Tuesday, September 18, 2012

The Green Monster in the Family Tree

When you get that diagnosis of mitochondrial disease it it hard. You work through the tough questions in your immediate family. The medical adjustments that have to be made. Finally you face the moment you realize that you have to tell the rest of the family that there is a monster lurking in the family tree.
Mitochondrial disease is passed genetically in several different ways. This is a complicated part of the disease, so complicated many doctors we don't fully understand it. Our knowledge of how mitochondrial disease is passed from parent to child, or a spontaneous genetic problem is changing. As medical science advances medical researchers are able to give us a better more detailed look into the genetics of mitochondrial disease.
Here is the explanation of mitochondrial disease genetics by the experts:
Inheritance and Genetics
The Genetics of Mitochondrial Disease
If you or your child has been told they have mitochondrial disease it is important to find out what type of inheritance pattern the geneticist believes or knows is happening. You should also ask them who in the family needs to be told for medical reasons and what exactly you should tell them. Genetics doctors and their staff should be very adept at helping you. They are dealing with not just mito but many other genetically passed diseases everyday. It still all comes down to you having to talk to your family.
A few helpful tips to try to ease this difficult conversation:
1) Don't have this talk on a major holiday.
2) Have it when you know things are going to be quiet and calm.

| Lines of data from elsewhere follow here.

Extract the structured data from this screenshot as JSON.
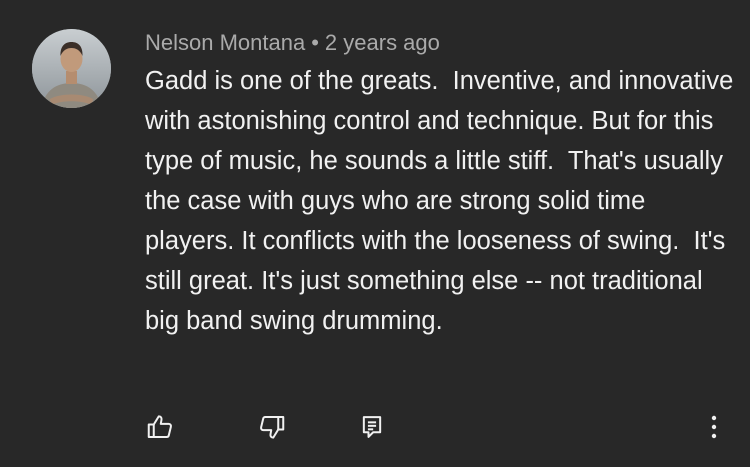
{
  "comment": {
    "author": "Nelson Montana",
    "separator": "•",
    "timestamp": "2 years ago",
    "text": "Gadd is one of the greats.  Inventive, and innovative  with astonishing control and technique. But for this type of music, he sounds a little stiff.  That's usually the case with guys who are strong solid time players. It conflicts with the looseness of swing.  It's still great. It's just something else -- not traditional big band swing drumming."
  },
  "actions": {
    "like_icon": "thumbs-up-icon",
    "dislike_icon": "thumbs-down-icon",
    "reply_icon": "reply-comment-icon",
    "more_icon": "more-vertical-icon"
  },
  "colors": {
    "background": "#282828",
    "text": "#f1f1f1",
    "meta": "#aaaaaa"
  }
}
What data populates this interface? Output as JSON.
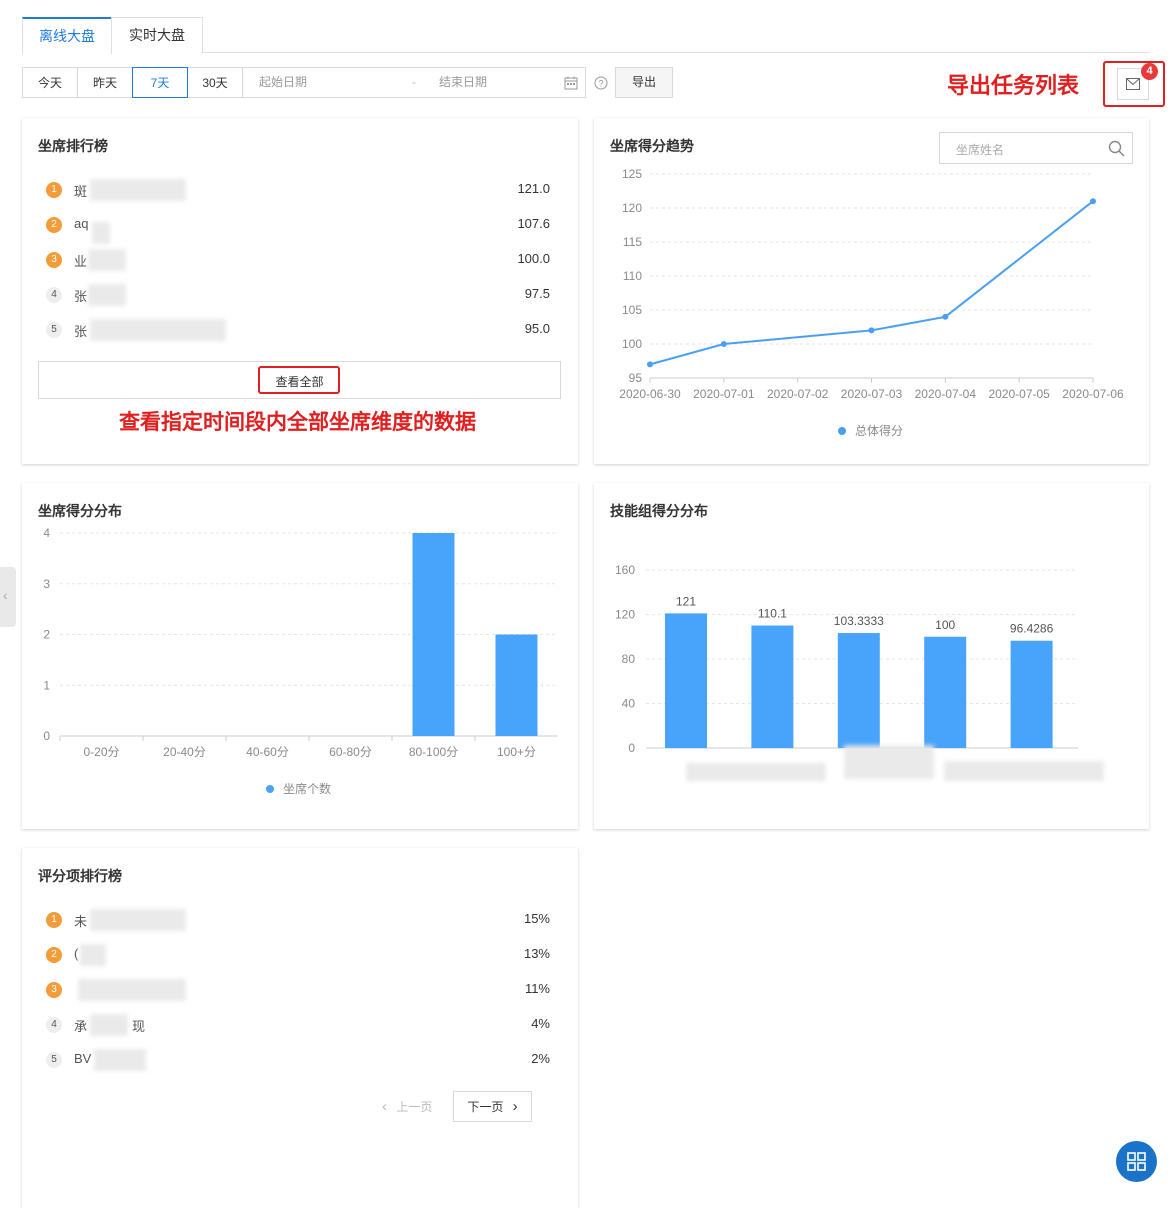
{
  "tabs": [
    {
      "label": "离线大盘",
      "active": true
    },
    {
      "label": "实时大盘",
      "active": false
    }
  ],
  "filters": {
    "ranges": [
      {
        "label": "今天"
      },
      {
        "label": "昨天"
      },
      {
        "label": "7天",
        "active": true
      },
      {
        "label": "30天"
      }
    ],
    "start_placeholder": "起始日期",
    "separator": "-",
    "end_placeholder": "结束日期",
    "export_label": "导出"
  },
  "export_tasks": {
    "badge": "4",
    "annotation": "导出任务列表"
  },
  "agent_ranking": {
    "title": "坐席排行榜",
    "rows": [
      {
        "rank": "1",
        "name": "斑",
        "value": "121.0"
      },
      {
        "rank": "2",
        "name": "aq",
        "value": "107.6"
      },
      {
        "rank": "3",
        "name": "业",
        "value": "100.0"
      },
      {
        "rank": "4",
        "name": "张",
        "value": "97.5"
      },
      {
        "rank": "5",
        "name": "张",
        "value": "95.0"
      }
    ],
    "view_all_label": "查看全部",
    "annotation": "查看指定时间段内全部坐席维度的数据"
  },
  "score_trend": {
    "title": "坐席得分趋势",
    "search_placeholder": "坐席姓名",
    "legend": "总体得分",
    "colors": {
      "line": "#4a9ff5"
    },
    "chart_data": {
      "type": "line",
      "x": [
        "2020-06-30",
        "2020-07-01",
        "2020-07-02",
        "2020-07-03",
        "2020-07-04",
        "2020-07-05",
        "2020-07-06"
      ],
      "points": [
        {
          "x": "2020-06-30",
          "y": 97
        },
        {
          "x": "2020-07-01",
          "y": 100
        },
        {
          "x": "2020-07-03",
          "y": 102
        },
        {
          "x": "2020-07-04",
          "y": 104
        },
        {
          "x": "2020-07-06",
          "y": 121
        }
      ],
      "yticks": [
        "95",
        "100",
        "105",
        "110",
        "115",
        "120",
        "125"
      ],
      "ylim": [
        95,
        125
      ],
      "series": [
        {
          "name": "总体得分"
        }
      ],
      "grid": true
    }
  },
  "score_distribution": {
    "title": "坐席得分分布",
    "legend": "坐席个数",
    "colors": {
      "bar": "#48a4fa"
    },
    "chart_data": {
      "type": "bar",
      "categories": [
        "0-20分",
        "20-40分",
        "40-60分",
        "60-80分",
        "80-100分",
        "100+分"
      ],
      "values": [
        0,
        0,
        0,
        0,
        4,
        2
      ],
      "yticks": [
        "0",
        "1",
        "2",
        "3",
        "4"
      ],
      "ylim": [
        0,
        4
      ],
      "series": [
        {
          "name": "坐席个数"
        }
      ],
      "grid": true
    }
  },
  "skill_group_distribution": {
    "title": "技能组得分分布",
    "colors": {
      "bar": "#48a4fa"
    },
    "chart_data": {
      "type": "bar",
      "categories": [
        "",
        "",
        "",
        "",
        ""
      ],
      "values": [
        121,
        110.1,
        103.3333,
        100,
        96.4286
      ],
      "labels": [
        "121",
        "110.1",
        "103.3333",
        "100",
        "96.4286"
      ],
      "yticks": [
        "0",
        "40",
        "80",
        "120",
        "160"
      ],
      "ylim": [
        0,
        160
      ],
      "grid": true
    }
  },
  "item_ranking": {
    "title": "评分项排行榜",
    "rows": [
      {
        "rank": "1",
        "name": "未",
        "value": "15%"
      },
      {
        "rank": "2",
        "name": "(",
        "value": "13%"
      },
      {
        "rank": "3",
        "name": "",
        "value": "11%"
      },
      {
        "rank": "4",
        "name": "承",
        "name_suffix": "现",
        "value": "4%"
      },
      {
        "rank": "5",
        "name": "BV",
        "value": "2%"
      }
    ],
    "pager": {
      "prev": "上一页",
      "next": "下一页"
    }
  }
}
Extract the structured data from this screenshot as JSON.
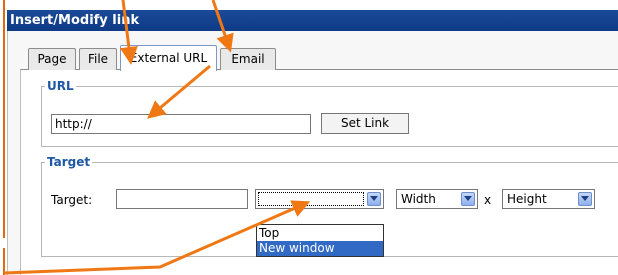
{
  "window": {
    "title": "Insert/Modify link"
  },
  "tabs": [
    {
      "label": "Page",
      "active": false
    },
    {
      "label": "File",
      "active": false
    },
    {
      "label": "External URL",
      "active": true
    },
    {
      "label": "Email",
      "active": false
    }
  ],
  "url_section": {
    "legend": "URL",
    "url_value": "http://",
    "set_link_label": "Set Link"
  },
  "target_section": {
    "legend": "Target",
    "target_label": "Target:",
    "target_value": "",
    "target_select_value": "",
    "width_label": "Width",
    "times_sign": "x",
    "height_label": "Height"
  },
  "dropdown": {
    "options": [
      {
        "label": "Top",
        "selected": false
      },
      {
        "label": "New window",
        "selected": true
      }
    ]
  },
  "annotation": {
    "arrow_color": "#f07814"
  },
  "colors": {
    "titlebar": "#0e3a86",
    "legend_text": "#1f56a6",
    "selection": "#316ac5"
  }
}
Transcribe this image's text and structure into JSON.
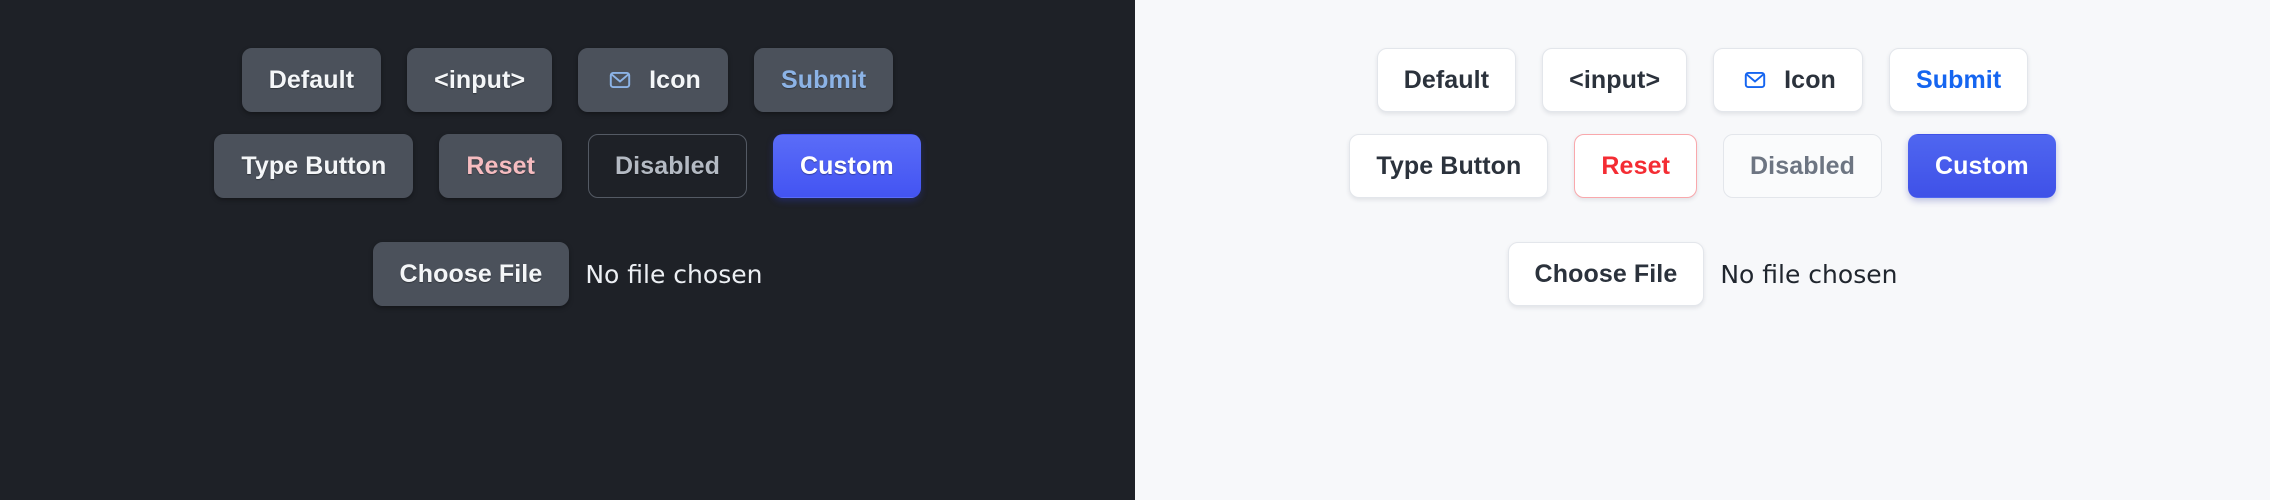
{
  "panels": [
    {
      "theme": "dark",
      "background": "#1e2127",
      "rows": [
        {
          "buttons": [
            {
              "label": "Default",
              "variant": "default",
              "icon": null
            },
            {
              "label": "<input>",
              "variant": "default",
              "icon": null
            },
            {
              "label": "Icon",
              "variant": "default",
              "icon": "mail-icon"
            },
            {
              "label": "Submit",
              "variant": "submit",
              "icon": null
            }
          ]
        },
        {
          "buttons": [
            {
              "label": "Type Button",
              "variant": "default",
              "icon": null
            },
            {
              "label": "Reset",
              "variant": "reset",
              "icon": null
            },
            {
              "label": "Disabled",
              "variant": "disabled",
              "icon": null
            },
            {
              "label": "Custom",
              "variant": "custom",
              "icon": null
            }
          ]
        }
      ],
      "file": {
        "button_label": "Choose File",
        "status": "No file chosen"
      },
      "colors": {
        "surface": "#4b515b",
        "text": "#f4f6f8",
        "submit_text": "#8cb3e6",
        "reset_text": "#f6bcc0",
        "disabled_text": "#b4bac3",
        "disabled_border": "#545a64",
        "custom_from": "#5a6cf8",
        "custom_to": "#4354f2",
        "icon": "#8cb3e6"
      }
    },
    {
      "theme": "light",
      "background": "#f7f8fa",
      "rows": [
        {
          "buttons": [
            {
              "label": "Default",
              "variant": "default",
              "icon": null
            },
            {
              "label": "<input>",
              "variant": "default",
              "icon": null
            },
            {
              "label": "Icon",
              "variant": "default",
              "icon": "mail-icon"
            },
            {
              "label": "Submit",
              "variant": "submit",
              "icon": null
            }
          ]
        },
        {
          "buttons": [
            {
              "label": "Type Button",
              "variant": "default",
              "icon": null
            },
            {
              "label": "Reset",
              "variant": "reset",
              "icon": null
            },
            {
              "label": "Disabled",
              "variant": "disabled",
              "icon": null
            },
            {
              "label": "Custom",
              "variant": "custom",
              "icon": null
            }
          ]
        }
      ],
      "file": {
        "button_label": "Choose File",
        "status": "No file chosen"
      },
      "colors": {
        "surface": "#ffffff",
        "text": "#2b323c",
        "submit_text": "#1565f0",
        "reset_text": "#f42c33",
        "reset_border": "#f9a8ac",
        "disabled_text": "#6d7582",
        "disabled_border": "#e3e6eb",
        "custom_from": "#4f66f0",
        "custom_to": "#3f51e8",
        "icon": "#1565f0"
      }
    }
  ]
}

3) Try to have this conversation with back up help from your wife/husband.
4) Keep it simple. Be clear and to the point. Then have your family ask questions. That way when you are done talking everyone has the information they most wanted.
5) Finally take something solid like a book, pamphlet, or a website for your family to go to later. Most family members will not ask hard or emotionally loaded questions because they don't want to hurt you. By giving them another source(s) to turn to they can read through a book, pamphlet, or website for those answers later.
This isn't an easy conversation for any family. Also with mito there is so much gray area where you won't have the answers. This at least is a starting point for you and your family.